There comes a point in your business when it is important to decide if you want to shift from solopreneur mode to CEO mode. For some, this can happen very quickly if their business grows rapidly. For others, it could take several years. Developing a success mindset, though, is the first step to mastering your role as a CEO when the time comes.
Before we dig into this too much, I want to take a moment to underscore how embracing the role of CEO is not at all required to run a successful solo business. Developing a success mindset is very different in a one-woman shop than one where you’re looking to grow and scale a team. But different doesn’t mean better!
Identifying your goals for your business is perhaps the most critical first step in this process because they determine what happens next. If you want to generate a salary on your own terms that covers your base expenses, then you may never need to focus on developing a success mindset of a CEO.
However, if you instead want to grow a larger business capable of supporting higher and higher salaries for yourself and those of other people, you will have to step into your role as a CEO fully.
There is no right or wrong answer to whether you “should” want this or not; instead, let what you truly want to dictate what you do here.
Assuming you truly want to step into your role of CEO, developing a success mindset is the first step in the process. This so often goes beyond simple skills or concrete habits that you feel like you should do.
In fact, developing a success mindset requires such a shift in how you do things that it often requires new kinds of support to help you with this transition.
This is exactly why many of my clients opt to hire me. They know they want to move into a CEO role, but they don’t know how to start. They’re so bogged down by working in their business they cannot find the time or space to do the work on their business in the ways they need to. This prevents them from having the breathing room they need to focus on developing a success mindset.
So, before anything can really change, it is important to take steps to remove yourself from the day-to-day operations that are bogging you down. Once you do this, you can free up the time and space needed to work on your business, and begin developing a success mindset.
Developing a Success Mindset Shift #1
The initial mindset shift that’s required here is understanding how and when you delegate. If you started as a one-woman show, you are likely used to doing everything on your own. But, as you grow, this becomes more and more challenging, so you’ll need to start delegating to a team. You simply won’t be able to do it all on your own — nor is it healthy for you!
To get started delegating, there are a few things to consider:
- How do you want to manage task assignments and deadlines?
- How involved do you want to be in the completion of delegated tasks?
- What is the ROI of delegating these tasks?
Once you know the ROI and how involved you want to be in the process, you can start to make decisions about the skill level of who is completing them. Developing a success mindset around delegation takes time, but it’s helpful to get an initial starting point before you dive in.
Developing a Success Mindset Shift #2
A second mindset shift is related to moving from more tangible tasks to more intangible tasks. When you are in solopreneur mode, you very often spend a vast majority of your time on concrete deliverables. If you use the Eisenhower matrix, you spend your time primarily on the urgent categories.
However, as you shift into the CEO role, you’ll likely spend more time on non-urgent tasks, like building relationships with potential collaborators or developing new revenue streams.
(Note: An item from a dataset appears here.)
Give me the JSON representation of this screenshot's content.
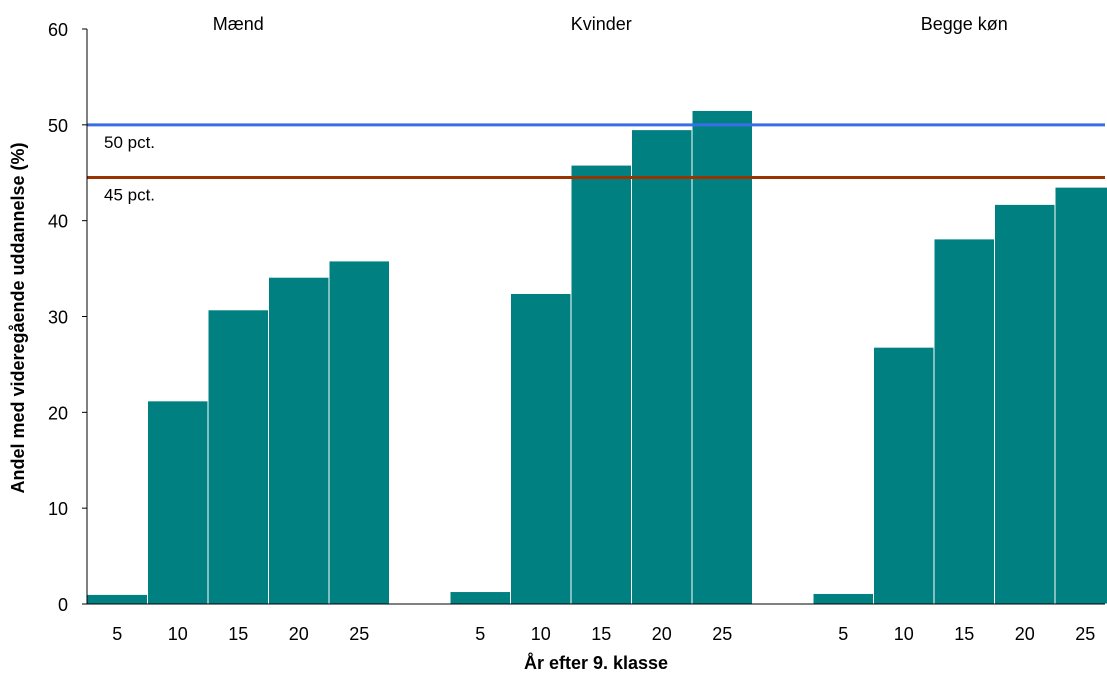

These tend to be more abstract items with less immediate and tangible results, so it can feel very pointless in the moment. These tasks don’t fit nicely into a to-do list or provide the same kind of satisfaction we often get from checking them off the list.
Not embracing these task because they don’t feel as satisfying to complete can be very detrimental to developing a success mindset because you end up floundering a bit. It can feel very much like you’re spinning your wheels and wasting your time as you shift to the more intangible tasks, but the long-term implication of these types of tasks is essential to growing your business.
Understanding this shift in your role and dealing with the common mental struggle of “but I’m not really doing anything,” will help you successfully navigate this change.
Developing a Success Mindset Shift #3
A third mindset shift is accepting that things may get worse before they get better and that things always take longer to do properly than we’d like for them to take. This is a huge part of the battle when developing a success mindset because we are so often wired for instant gratification that if things don’t happen now, we assume we’ve failed.
For instance, I commonly help my clients evaluate any existing team members when we first start. In this process, we often realize they don’t have the right people doing the right things. So, to make the changes they want, we may have to change team member roles or even let them go.
This can feel very much like a step backward, but it is essential to the overall goals of the business. You simply cannot make the long-term progress you need to make without the proper support available.
Putting sustainable support in place very often takes longer to do than we’d like. You may not find the right team member on the first — or even second — try. So you have to be willing to stay the course until you get it right for the long term rather than accept less than you need for short-term gains.
Developing a success mindset starts by knowing what you want and continues by consistently working towards what you want. These three mindset shifts will help you start your journey from solopreneur to CEO. Ultimately, you will accomplish far more than you may have ever imagined in the process and have more fun than you might think if you’re prepared to take things as they come and pivot as needed.